In this issue of Clinical Cancer Research, Rosenberg et al provide long term follow-up data on 93 patients with metastatic melanoma who received “personalized therapy” for their disease, which took the form of infusions of autologous tumor-infiltrating lymphocytes (TILs) after lymphodepletion. They describe three sequential clinical trials in which they progressively increased the intensity of the lymphodepletion regimen by addition of higher doses of total body irradiation to a chemotherapy backbone of fludarabine and cyclophosphamide.(1) The initial reports of outcomes on these studies have been previously published but this article now describes their results at a median follow-up of 62 months. The increasing intensity of lymphodepletion was associated with increasing objective and complete response rates (from 49% to 72% and 12% to 40% respectively). Of particular note of 19 of the 20 patients attaining complete remission have remained in remission for >3 to >7 years.(1) This long term CR rate is particularly impressive given that the trials targeted high risk populations in which many patients had been heavily pretreated and had visceral metastases at the time of T cell infusion.

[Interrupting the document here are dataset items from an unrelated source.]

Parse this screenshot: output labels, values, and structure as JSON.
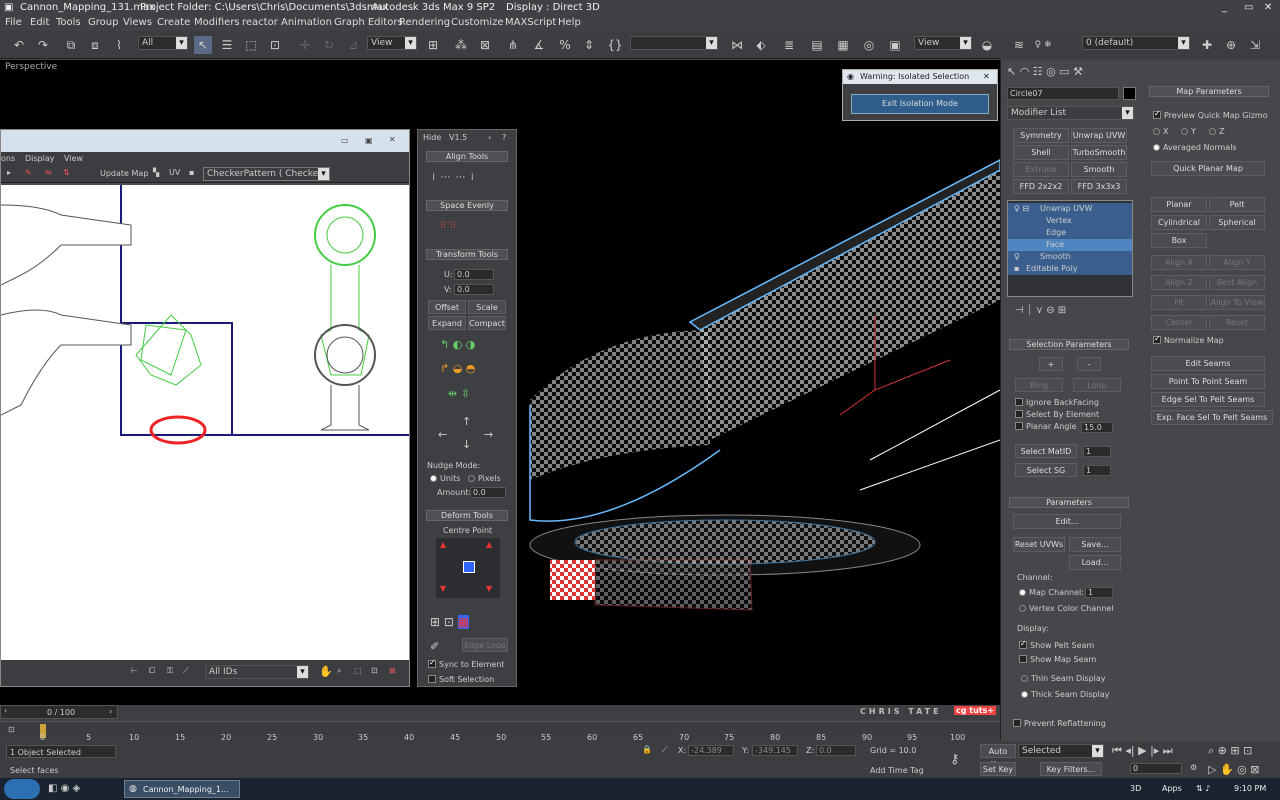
{
  "titlebar": {
    "file": "Cannon_Mapping_131.max",
    "project": "Project Folder: C:\\Users\\Chris\\Documents\\3dsmax",
    "app": "Autodesk 3ds Max 9 SP2",
    "display": "Display : Direct 3D"
  },
  "menu": [
    "File",
    "Edit",
    "Tools",
    "Group",
    "Views",
    "Create",
    "Modifiers",
    "reactor",
    "Animation",
    "Graph Editors",
    "Rendering",
    "Customize",
    "MAXScript",
    "Help"
  ],
  "toolbar": {
    "selection_filter": "All",
    "ref_coord": "View",
    "named_sel": "",
    "ref_coord2": "View",
    "layer": "0 (default)"
  },
  "viewport": {
    "label": "Perspective"
  },
  "uv_editor": {
    "menu": [
      "ons",
      "Display",
      "View"
    ],
    "update_map": "Update Map",
    "pattern": "CheckerPattern  ( Checker )",
    "ids": "All IDs"
  },
  "tools_panel": {
    "hide": "Hide",
    "version": "V1.5",
    "align_tools": "Align Tools",
    "space_evenly": "Space Evenly",
    "transform_tools": "Transform Tools",
    "u_label": "U:",
    "u_value": "0.0",
    "v_label": "V:",
    "v_value": "0.0",
    "offset": "Offset",
    "scale": "Scale",
    "expand": "Expand",
    "compact": "Compact",
    "nudge_mode": "Nudge Mode:",
    "units": "Units",
    "pixels": "Pixels",
    "amount_label": "Amount:",
    "amount_value": "0.0",
    "deform_tools": "Deform Tools",
    "centre_point": "Centre Point",
    "edge_loop": "Edge Loop",
    "sync": "Sync to Element",
    "soft": "Soft Selection"
  },
  "warning": {
    "title": "Warning: Isolated Selection",
    "button": "Exit Isolation Mode"
  },
  "command_panel": {
    "object_name": "Circle07",
    "modifier_list": "Modifier List",
    "mod_buttons": [
      "Symmetry",
      "Unwrap UVW",
      "Shell",
      "TurboSmooth",
      "Extrude",
      "Smooth",
      "FFD 2x2x2",
      "FFD 3x3x3"
    ],
    "stack": [
      "Unwrap UVW",
      "Vertex",
      "Edge",
      "Face",
      "Smooth",
      "Editable Poly"
    ],
    "selection_parameters": "Selection Parameters",
    "plus": "+",
    "minus": "-",
    "ring": "Ring",
    "loop": "Loop",
    "ignore_backfacing": "Ignore BackFacing",
    "select_by_element": "Select By Element",
    "planar_angle": "Planar Angle",
    "planar_value": "15.0",
    "select_matid": "Select MatID",
    "select_sg": "Select SG",
    "matid_value": "1",
    "sg_value": "1",
    "parameters": "Parameters",
    "edit": "Edit...",
    "reset_uvws": "Reset UVWs",
    "save": "Save...",
    "load": "Load...",
    "channel": "Channel:",
    "map_channel": "Map Channel:",
    "map_channel_value": "1",
    "vertex_color_channel": "Vertex Color Channel",
    "display": "Display:",
    "show_pelt_seam": "Show Pelt Seam",
    "show_map_seam": "Show Map Seam",
    "thin_seam": "Thin Seam Display",
    "thick_seam": "Thick Seam Display",
    "prevent_reflattening": "Prevent Reflattening"
  },
  "map_panel": {
    "title": "Map Parameters",
    "preview": "Preview Quick Map Gizmo",
    "x": "X",
    "y": "Y",
    "z": "Z",
    "averaged_normals": "Averaged Normals",
    "quick_planar": "Quick Planar Map",
    "planar": "Planar",
    "pelt": "Pelt",
    "cylindrical": "Cylindrical",
    "spherical": "Spherical",
    "box": "Box",
    "align_x": "Align X",
    "align_y": "Align Y",
    "align_z": "Align Z",
    "best_align": "Best Align",
    "fit": "Fit",
    "align_to_view": "Align To View",
    "center": "Center",
    "reset": "Reset",
    "normalize_map": "Normalize Map",
    "edit_seams": "Edit Seams",
    "point_to_point": "Point To Point Seam",
    "edge_sel": "Edge Sel To Pelt Seams",
    "exp_face": "Exp. Face Sel To Pelt Seams"
  },
  "timeline": {
    "frame": "0 / 100",
    "ticks": [
      "0",
      "5",
      "10",
      "15",
      "20",
      "25",
      "30",
      "35",
      "40",
      "45",
      "50",
      "55",
      "60",
      "65",
      "70",
      "75",
      "80",
      "85",
      "90",
      "95",
      "100"
    ],
    "watermark": "CHRIS TATE",
    "logo": "cg tuts+"
  },
  "status": {
    "selected": "1 Object Selected",
    "prompt": "Select faces",
    "x_label": "X:",
    "x_value": "-24.389",
    "y_label": "Y:",
    "y_value": "-349.145",
    "z_label": "Z:",
    "z_value": "0.0",
    "grid": "Grid = 10.0",
    "add_time_tag": "Add Time Tag",
    "auto_key": "Auto Key",
    "set_key": "Set Key",
    "key_mode": "Selected",
    "key_filters": "Key Filters...",
    "frame_value": "0"
  },
  "taskbar": {
    "task": "Cannon_Mapping_1...",
    "apps": "Apps",
    "mode": "3D",
    "time": "9:10 PM"
  }
}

The above results show that adoptive T cell immunotherapy can produce durable disease control, an effect also observed in other studies of T cell immunotherapy, including donor lymphocyte infusion to treat relapse after allogeneic hemopoietic stem cell transplant,(2) infusion of cytotoxic T lymphocytes targeting lymphoma or nasopharyngeal cancer (3-6) and in one patient with melanoma who received autologous CD4+ T-cell clones with specificity for the melanoma-associated antigen NY-ESO-1.(7) In the TIL studies reported here, factors associated with objective response included longer telomeres of the infused cells, the number of CD8+ CD27+ cells infused and the persistence of the infused cells in the circulation at one month.(1) In this report data was not provided on longer term persistence of the infused cells, but studies using genetically modified T cells have shown persistence for up to a decade (3;8) which may contribute to long term disease control.

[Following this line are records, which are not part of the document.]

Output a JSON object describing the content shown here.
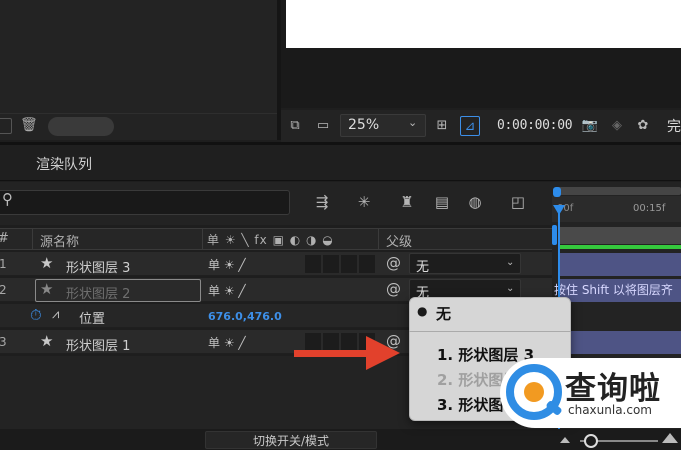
{
  "viewer": {
    "zoom": "25%",
    "timecode": "0:00:00:00",
    "end_label": "完"
  },
  "render_queue": {
    "tab_label": "渲染队列"
  },
  "columns": {
    "source_name": "源名称",
    "switches": "单 ☀ ╲ fx ▣ ◐ ◑ ◒",
    "parent": "父级"
  },
  "layers": [
    {
      "index": "1",
      "name": "形状图层 3",
      "parent": "无"
    },
    {
      "index": "2",
      "name": "形状图层 2",
      "parent": "无"
    },
    {
      "index": "3",
      "name": "形状图层 1"
    }
  ],
  "position_property": {
    "label": "位置",
    "value": "676.0,476.0"
  },
  "parent_menu": {
    "selected": "无",
    "items": [
      {
        "label": "1. 形状图层 3",
        "enabled": true
      },
      {
        "label": "2. 形状图层",
        "enabled": false
      },
      {
        "label": "3. 形状图",
        "enabled": true
      }
    ]
  },
  "timeline": {
    "ruler_start": "00f",
    "ruler_mark": "00:15f",
    "tip": "按住 Shift 以将图层齐"
  },
  "bottom": {
    "toggle_label": "切换开关/模式"
  },
  "watermark": {
    "title": "查询啦",
    "url": "chaxunla.com"
  },
  "colors": {
    "accent": "#2d8ceb",
    "arrow": "#e2412c",
    "layer_bar": "#4e5485",
    "work_green": "#35c93d"
  },
  "icons": [
    "trash-icon",
    "search-icon",
    "snapshot-icon",
    "solo-icon",
    "graph-icon",
    "stopwatch-icon",
    "pickwhip-icon",
    "star-icon"
  ]
}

Until March 2011, Dacarbazine and Interleukin-2 were the only two agents currently approved for the therapy of melanoma by the Food and Drug Administration (FDA) but in the last year two significant studies of new agents targeting this disease have been published and one has resulted in approval of another agent. PLX4032, an inhibitor of mutated BRAF (9) has produced an impressive response rate with 26 of the 32 patients treated at the recommended phase 2 dose having an objective response (81%) although only 2 of these patients had a complete response. These responses, however, were not often complete (2/26 CR) or completely durable, although the median duration of progression-free survival was >7 months and was not reached at the time the data was submitted for publication. Ipilimumab, a monoclonal antibody against the inhibitory lymphocyte receptor CTLA-4 that down-regulates pathways of T-cell activation, also has activity in melanoma. Patients with metastatic melanoma were randomly assigned to receive Ipilimumab alone or in combination with a glycoprotein 100 peptide vaccine or the vaccine alone.(10) There was an objective response rate of 7% in the 540 patients who received one of the two Ipilimumab containing regimens but responses to ipilimumab continued to improve for several months and a significant proportion of these patients maintained an objective immune response for over 2 years.(10) Moreover, improvements in both overall survival and progression-free survival were seen in the patients who received anti–CTLA-4 therapy, compared with the control patients who received the vaccine only. The median overall survival was 10.0 months in patients who received ipilimumab plus the vaccine and 10.1 months in those who received ipilimumab alone, compared to 6.4 months in patients who only received the vaccine. Based on these results the FDA approved the use of ipilimumab to treat patients with late-stage (metastatic) melanoma on March 25th 2011.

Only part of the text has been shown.